A condo grows in Brooklyn. And grows and grows and grows…
Following up on our well-received look at the prospect of a condo glut in Manhattan, The Real Deal set out this month to examine the level of new residential development in Brooklyn, the borough that has boomed in the past several years, luring buyers who are priced out of Manhattan, or who are simply drawn by laid-back neighborhood vibes.
An analysis of data from the New York state Attorney General’s office, which regulates approval of new condo projects, shows that the amount of new development hitting the market in Brooklyn this year will be 25 percent higher than the number of units in 2004.
Projections show that more than 4,300 units are expected to be approved for sale in the borough this year, compared to 3,100 last year, based on figures for the first seven months of the year.
That’s a smaller jump than in Manhattan, where the amount of new development coming online this year is projected to be double 2004, but impressive all the same. The number of new units added annually in Brooklyn has jumped since the beginning of the decade from 370 in 2000, to 2,203 in 2001, 1,713 in 2002, and 2,450 in 2003.
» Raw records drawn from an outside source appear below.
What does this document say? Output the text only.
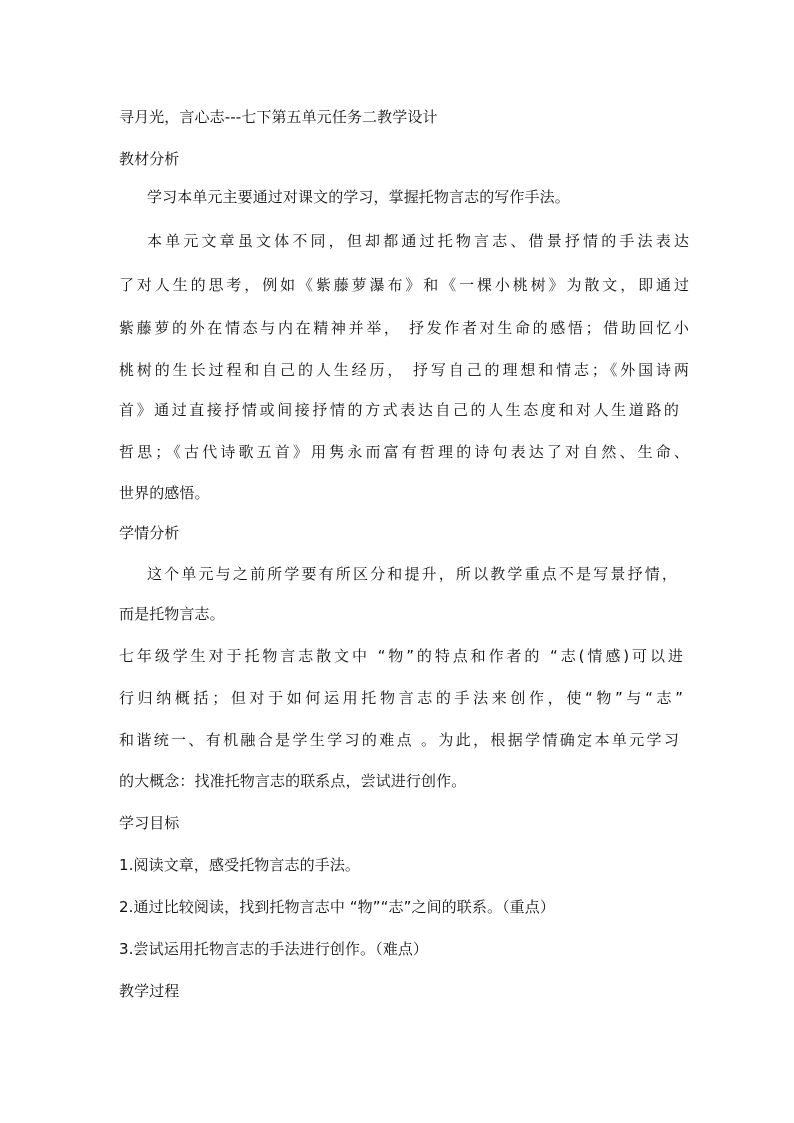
寻月光，言心志---七下第五单元任务二教学设计
教材分析
学习本单元主要通过对课文的学习，掌握托物言志的写作手法。
本单元文章虽文体不同，但却都通过托物言志、借景抒情的手法表达
了对人生的思考，例如《紫藤萝瀑布》和《一棵小桃树》为散文，即通过
紫藤萝的外在情态与内在精神并举， 抒发作者对生命的感悟；借助回忆小
桃树的生长过程和自己的人生经历， 抒写自己的理想和情志；《外国诗两
首》通过直接抒情或间接抒情的方式表达自己的人生态度和对人生道路的
哲思；《古代诗歌五首》用隽永而富有哲理的诗句表达了对自然、生命、
世界的感悟。
学情分析
这个单元与之前所学要有所区分和提升，所以教学重点不是写景抒情，
而是托物言志。
七年级学生对于托物言志散文中 “物”的特点和作者的 “志(情感)可以进
行归纳概括；但对于如何运用托物言志的手法来创作，使“物”与“志”
和谐统一、有机融合是学生学习的难点 。为此，根据学情确定本单元学习
的大概念：找准托物言志的联系点，尝试进行创作。
学习目标
1.阅读文章，感受托物言志的手法。
2.通过比较阅读，找到托物言志中 “物”“志”之间的联系。（重点）
3.尝试运用托物言志的手法进行创作。（难点）
教学过程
Once a haven of cheap rents for hipsters, Williamsburg now sprouts condos. The neighborhood has added 1,991 condominium units in the last five years, the greatest growth of any section of the borough. It’s third behind Dumbo and Gravesend in the southern part of Brooklyn in total new apartments added for the year to date.
After showing plenty of hype, but not much product, Dumbo has added 611 condo units this year, nearly twice as many than were added over the last five years. The growth in inventory is largely the result of two big projects J Condo, a 31-story building that will be the tallest in Dumbo and Two Trees’ converted 70 Washington Street.
In addition to units approved for sale, the study also looked at projects in the pipeline offering plans submitted and not yet approved by the Attorney General’s office, and offering plans still in the testing phase.
Brooklyn Heights, a landmark district where there are few new projects, has the most units currently in the pipeline. It is due almost entirely to a 605-unit condo development the biggest project in Brooklyn in number of units in at least the last five years, and probably ever at 360 Furman Street, on the waterfront. The Jehovah’s Witnesses to RAL Development sold the 960,000-square-foot building last year for a reported $200 million. Williamsburg, Sheepshead Bay, and Fort Greene follow with the next highest numbers of new condos in the pipeline, respectively.
Despite the construction, what’s being built in Brooklyn is still a drop in the bucket in comparison to the existing amount of housing in the city’s most populous borough. There are around 930,000 housing units in Brooklyn, 238,000 of which are owned and occupied by their owners.